“We have to get them out. Hurry! It’s almost dawn.” I yank on his arm but he doesn’t budge.

“What are you talking about?”

The captain of Clan Kusom emerges onto the lamplit porch, looking shaken by what he has seen inside. The first seeps of gray lighten the sky.

“My mother and sisters are being entombed as the oracle’s servants.”

His eyelids flicker as my words hit him, but he shakes his head. “A pregnant woman can never be entombed, because she might be bearing a son. Did you actually see or speak to them?”

“No, but I know it’s them.” My voice cracks.

“It can’t be, Doma Jessamy. It would be blasphemy. The priests would never allow it.”

My certainty wavers. Of course it isn’t them. Bettany would have fought and kicked the entire time. Amaya would have pleaded and cried, and Maraya would have argued. These attendants walked all that way on their own legs.

“You must go back to Garon Stable, Doma Jessamy. I expect you are out without permission, just as always.”

The words sting. I snap back, “What do my father’s rules matter now? He threw us away.”

The placid young man he used to be has vanished to become someone with an edge. “You are quite mistaken. General Esladas wishes to make sure the Doma has money enough to set up in whatever business she desires. He has arranged for her and your sisters to take lodging at the Least-Hill Inn in the West Harbor District until they can sort out their circumstances.”

My heart clenches, half in anguish and half in triumph. “Father did that?”

He goes on like he is explaining to a child. “The general sold his captain’s armor and gave the money to me to bring to Doma Kiya.”

“Even though Lord Gargaron promised to make provision for them?”

“A man of honor makes sure of his family without going through an intermediary.”

In excitement I grab for his hand, then remember I am pretending to be a servant. “Is my family at the inn?”

Behind us the priests begin the hymn of sealing. Five of them progress into the tomb, each carrying a large silver cup for the final toast.

“No. I am to take them there but I haven’t been able to find them. When I went to our compound I found it swept clean, the Doma and all her servants gone. A neighbor told me that Garon stewards sold the debt of the Commoner servants into bonded labor to pay for the expenses of closing down the house. So I came here to speak to Lord Ottonor’s stewards. They tell me they had nothing to do with General Esladas’s household once Garon Palace took it over. I don’t dare apply to Lord Gargaron’s stewards to find out what happened to the women, lest they suspect the general’s intent.”

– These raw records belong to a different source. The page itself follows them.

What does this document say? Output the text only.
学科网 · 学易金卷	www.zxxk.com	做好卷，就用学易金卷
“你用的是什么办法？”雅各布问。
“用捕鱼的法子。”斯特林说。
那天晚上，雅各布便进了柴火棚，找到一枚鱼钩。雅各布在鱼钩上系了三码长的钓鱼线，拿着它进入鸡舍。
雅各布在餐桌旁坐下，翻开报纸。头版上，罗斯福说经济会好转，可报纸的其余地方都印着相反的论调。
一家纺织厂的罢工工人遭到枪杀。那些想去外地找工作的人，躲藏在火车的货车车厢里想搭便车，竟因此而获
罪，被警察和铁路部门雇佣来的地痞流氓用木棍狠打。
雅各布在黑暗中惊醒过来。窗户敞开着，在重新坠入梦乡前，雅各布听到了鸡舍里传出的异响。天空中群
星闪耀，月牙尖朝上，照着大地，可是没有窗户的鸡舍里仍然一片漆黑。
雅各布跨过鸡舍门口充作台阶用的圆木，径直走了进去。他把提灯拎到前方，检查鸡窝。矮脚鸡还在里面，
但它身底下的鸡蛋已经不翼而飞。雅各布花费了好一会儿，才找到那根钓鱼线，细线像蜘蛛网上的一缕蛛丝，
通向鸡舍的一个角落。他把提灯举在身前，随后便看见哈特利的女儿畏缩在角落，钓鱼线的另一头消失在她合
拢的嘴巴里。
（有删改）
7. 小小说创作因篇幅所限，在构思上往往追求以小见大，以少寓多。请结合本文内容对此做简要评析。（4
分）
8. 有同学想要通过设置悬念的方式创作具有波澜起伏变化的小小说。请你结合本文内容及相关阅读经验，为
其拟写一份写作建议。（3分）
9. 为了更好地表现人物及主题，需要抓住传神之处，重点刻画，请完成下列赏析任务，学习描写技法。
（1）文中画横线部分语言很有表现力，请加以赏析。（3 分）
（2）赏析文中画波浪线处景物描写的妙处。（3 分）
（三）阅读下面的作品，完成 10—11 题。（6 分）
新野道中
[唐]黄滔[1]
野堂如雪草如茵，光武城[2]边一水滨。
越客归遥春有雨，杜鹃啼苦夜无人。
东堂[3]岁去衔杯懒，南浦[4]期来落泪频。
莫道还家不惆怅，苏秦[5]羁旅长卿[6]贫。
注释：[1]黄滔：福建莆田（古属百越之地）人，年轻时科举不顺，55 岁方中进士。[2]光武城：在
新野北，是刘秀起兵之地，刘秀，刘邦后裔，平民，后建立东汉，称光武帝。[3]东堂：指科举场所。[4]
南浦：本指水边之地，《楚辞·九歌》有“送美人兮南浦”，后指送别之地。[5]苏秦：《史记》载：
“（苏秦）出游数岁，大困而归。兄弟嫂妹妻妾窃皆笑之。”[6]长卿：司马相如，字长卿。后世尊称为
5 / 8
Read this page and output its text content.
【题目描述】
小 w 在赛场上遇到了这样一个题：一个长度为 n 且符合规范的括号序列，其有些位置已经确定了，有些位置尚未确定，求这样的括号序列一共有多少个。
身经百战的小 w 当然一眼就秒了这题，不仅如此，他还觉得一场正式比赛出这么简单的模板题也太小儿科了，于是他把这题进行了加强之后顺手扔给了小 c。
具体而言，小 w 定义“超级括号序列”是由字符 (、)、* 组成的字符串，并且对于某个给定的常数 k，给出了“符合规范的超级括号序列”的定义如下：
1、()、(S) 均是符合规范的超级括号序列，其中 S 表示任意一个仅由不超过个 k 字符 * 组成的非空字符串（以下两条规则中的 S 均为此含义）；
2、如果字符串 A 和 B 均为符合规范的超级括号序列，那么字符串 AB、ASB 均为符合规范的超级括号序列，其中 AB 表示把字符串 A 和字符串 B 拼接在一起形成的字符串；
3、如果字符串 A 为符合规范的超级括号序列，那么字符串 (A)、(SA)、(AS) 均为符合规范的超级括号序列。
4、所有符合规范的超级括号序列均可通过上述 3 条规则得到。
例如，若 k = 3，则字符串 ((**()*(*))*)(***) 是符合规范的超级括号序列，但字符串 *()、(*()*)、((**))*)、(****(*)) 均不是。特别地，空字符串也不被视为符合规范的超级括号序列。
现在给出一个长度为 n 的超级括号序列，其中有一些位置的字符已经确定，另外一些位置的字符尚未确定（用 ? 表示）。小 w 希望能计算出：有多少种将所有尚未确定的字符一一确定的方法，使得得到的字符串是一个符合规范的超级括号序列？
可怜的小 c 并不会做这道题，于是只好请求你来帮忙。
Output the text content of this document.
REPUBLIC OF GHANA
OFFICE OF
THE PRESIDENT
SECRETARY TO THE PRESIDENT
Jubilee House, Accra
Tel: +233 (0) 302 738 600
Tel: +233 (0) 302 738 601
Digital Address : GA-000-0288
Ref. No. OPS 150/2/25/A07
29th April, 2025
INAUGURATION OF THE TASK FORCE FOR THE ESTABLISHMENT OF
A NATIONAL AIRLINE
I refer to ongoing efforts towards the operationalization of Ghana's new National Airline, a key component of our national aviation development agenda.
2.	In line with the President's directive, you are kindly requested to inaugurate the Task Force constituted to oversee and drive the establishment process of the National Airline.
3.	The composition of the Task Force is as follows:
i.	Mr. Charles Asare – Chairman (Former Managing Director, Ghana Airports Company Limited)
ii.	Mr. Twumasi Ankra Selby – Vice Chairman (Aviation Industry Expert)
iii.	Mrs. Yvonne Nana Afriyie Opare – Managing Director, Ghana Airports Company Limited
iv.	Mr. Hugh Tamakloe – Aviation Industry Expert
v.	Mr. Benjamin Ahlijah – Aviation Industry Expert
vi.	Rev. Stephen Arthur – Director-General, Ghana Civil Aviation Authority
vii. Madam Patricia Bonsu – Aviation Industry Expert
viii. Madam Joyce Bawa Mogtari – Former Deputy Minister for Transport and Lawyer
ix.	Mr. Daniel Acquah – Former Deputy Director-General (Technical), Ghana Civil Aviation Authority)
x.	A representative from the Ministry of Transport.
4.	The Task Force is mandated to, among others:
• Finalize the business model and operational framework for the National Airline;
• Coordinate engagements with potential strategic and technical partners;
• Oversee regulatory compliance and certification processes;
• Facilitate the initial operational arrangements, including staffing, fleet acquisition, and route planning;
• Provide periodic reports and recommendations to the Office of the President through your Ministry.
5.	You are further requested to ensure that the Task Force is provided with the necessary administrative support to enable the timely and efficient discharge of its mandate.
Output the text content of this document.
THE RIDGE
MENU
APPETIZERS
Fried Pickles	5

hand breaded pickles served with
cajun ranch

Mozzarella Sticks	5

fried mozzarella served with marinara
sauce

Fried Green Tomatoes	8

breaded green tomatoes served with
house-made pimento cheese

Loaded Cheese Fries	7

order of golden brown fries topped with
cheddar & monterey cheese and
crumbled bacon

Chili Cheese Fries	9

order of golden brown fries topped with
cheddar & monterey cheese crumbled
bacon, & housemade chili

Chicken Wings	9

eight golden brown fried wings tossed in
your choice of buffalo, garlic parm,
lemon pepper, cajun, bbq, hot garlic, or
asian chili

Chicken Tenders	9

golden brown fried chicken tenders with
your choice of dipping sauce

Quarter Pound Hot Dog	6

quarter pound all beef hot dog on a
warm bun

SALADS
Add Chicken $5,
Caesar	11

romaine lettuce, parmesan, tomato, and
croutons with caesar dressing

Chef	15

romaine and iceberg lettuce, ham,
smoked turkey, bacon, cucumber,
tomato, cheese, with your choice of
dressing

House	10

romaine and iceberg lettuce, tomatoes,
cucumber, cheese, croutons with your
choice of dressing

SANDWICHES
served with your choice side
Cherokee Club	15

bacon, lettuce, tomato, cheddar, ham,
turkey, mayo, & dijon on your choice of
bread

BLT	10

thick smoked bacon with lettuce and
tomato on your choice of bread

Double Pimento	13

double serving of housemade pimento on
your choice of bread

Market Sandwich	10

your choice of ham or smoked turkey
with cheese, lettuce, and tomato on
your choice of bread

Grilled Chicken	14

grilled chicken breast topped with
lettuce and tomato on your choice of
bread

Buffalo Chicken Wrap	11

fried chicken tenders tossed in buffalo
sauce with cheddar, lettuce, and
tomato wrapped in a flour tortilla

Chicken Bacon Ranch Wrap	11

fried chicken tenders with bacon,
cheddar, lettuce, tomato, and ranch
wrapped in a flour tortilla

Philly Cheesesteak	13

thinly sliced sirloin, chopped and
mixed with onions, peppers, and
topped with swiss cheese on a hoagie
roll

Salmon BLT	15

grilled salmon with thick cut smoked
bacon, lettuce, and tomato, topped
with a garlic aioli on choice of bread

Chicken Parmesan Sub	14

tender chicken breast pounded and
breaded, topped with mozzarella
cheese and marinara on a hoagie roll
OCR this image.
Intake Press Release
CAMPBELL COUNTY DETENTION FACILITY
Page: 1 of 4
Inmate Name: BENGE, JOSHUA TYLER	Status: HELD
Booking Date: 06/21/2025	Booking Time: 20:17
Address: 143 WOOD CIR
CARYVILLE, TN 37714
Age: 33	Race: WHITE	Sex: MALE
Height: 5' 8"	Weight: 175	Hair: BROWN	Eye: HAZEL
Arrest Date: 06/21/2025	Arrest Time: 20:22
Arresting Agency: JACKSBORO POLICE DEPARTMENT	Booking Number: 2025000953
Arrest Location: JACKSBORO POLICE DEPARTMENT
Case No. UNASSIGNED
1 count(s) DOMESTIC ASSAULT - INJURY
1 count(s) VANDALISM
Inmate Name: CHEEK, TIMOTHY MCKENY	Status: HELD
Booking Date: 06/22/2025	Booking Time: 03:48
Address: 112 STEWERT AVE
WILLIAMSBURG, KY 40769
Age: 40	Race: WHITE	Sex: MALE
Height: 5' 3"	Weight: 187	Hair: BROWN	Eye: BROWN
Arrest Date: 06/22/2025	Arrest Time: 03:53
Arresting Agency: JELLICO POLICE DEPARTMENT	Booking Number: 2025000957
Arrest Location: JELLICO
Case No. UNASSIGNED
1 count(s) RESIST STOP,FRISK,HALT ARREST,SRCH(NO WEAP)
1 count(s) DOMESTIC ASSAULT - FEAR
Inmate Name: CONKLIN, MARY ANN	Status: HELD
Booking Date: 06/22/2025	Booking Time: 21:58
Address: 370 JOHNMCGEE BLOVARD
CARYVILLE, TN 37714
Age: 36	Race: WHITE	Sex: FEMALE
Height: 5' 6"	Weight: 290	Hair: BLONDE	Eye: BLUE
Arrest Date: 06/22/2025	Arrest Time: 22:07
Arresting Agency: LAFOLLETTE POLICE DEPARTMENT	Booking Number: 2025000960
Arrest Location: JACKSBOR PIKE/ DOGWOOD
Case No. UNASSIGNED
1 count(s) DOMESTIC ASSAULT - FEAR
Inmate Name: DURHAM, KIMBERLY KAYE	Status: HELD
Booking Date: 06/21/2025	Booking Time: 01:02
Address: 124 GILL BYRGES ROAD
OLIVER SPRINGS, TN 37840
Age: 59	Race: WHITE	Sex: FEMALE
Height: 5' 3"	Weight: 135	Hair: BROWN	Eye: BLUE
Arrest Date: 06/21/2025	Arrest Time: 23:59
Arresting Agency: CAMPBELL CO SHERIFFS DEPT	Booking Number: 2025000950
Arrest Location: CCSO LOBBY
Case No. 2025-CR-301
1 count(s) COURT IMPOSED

The bricklayers move in to lay the first course within the doorway.

“We have to make sure they’re not in the tomb!”

He takes a firm hold on my wrist. “Doma Jessamy, be calm. Of course you are worried on their behalf. I am too. I will start looking for them tomorrow in the city and I promise you I will find them. Now I’ll escort you back to Garon Stable. You shouldn’t be out on your own.”

The bricklayers stand aside as five women step over the brickwork and hurry down the steps to Lord Ottonor’s household, which awaits the final blessing. The bricklayers begin the second course of the big mudbricks. They work with the speed of long practice.

Polodos walks away and I follow, because of course he will look for them tomorrow, and I will have some freedom to help him. While he strides swiftly on, I glance over my shoulder. Five more attendants duck through the doorway and descend the steps. Denya walks among them. The bricklayers begin the third course.

“No.” All my terror resurfaces. I halt.

“Doma?” He pauses about twenty strides ahead of me, turning to look back.

He won’t believe me.

“You’ve got to go ahead, Polodos. We can’t be seen together or word might get back to Lord Gargaron. Imagine what would happen to Father if we were discovered! Hurry! Lord Ottonor’s people might have seen us already.”

Flustered by the possibility that he may have put us in danger, he does not argue. “Are you sure you’ll be safe?”

“I have a Garon badge. I’ll get word to you at the inn.”

He hurries off into the gloom.

I take slow steps backward up the path. When the file of Kusom soldiers jostles past, cutting me off from Polodos’s sight, I hasten toward the tomb. The third group of attendants is already out, the women drenched in tears as they walk free of the stones and the stink.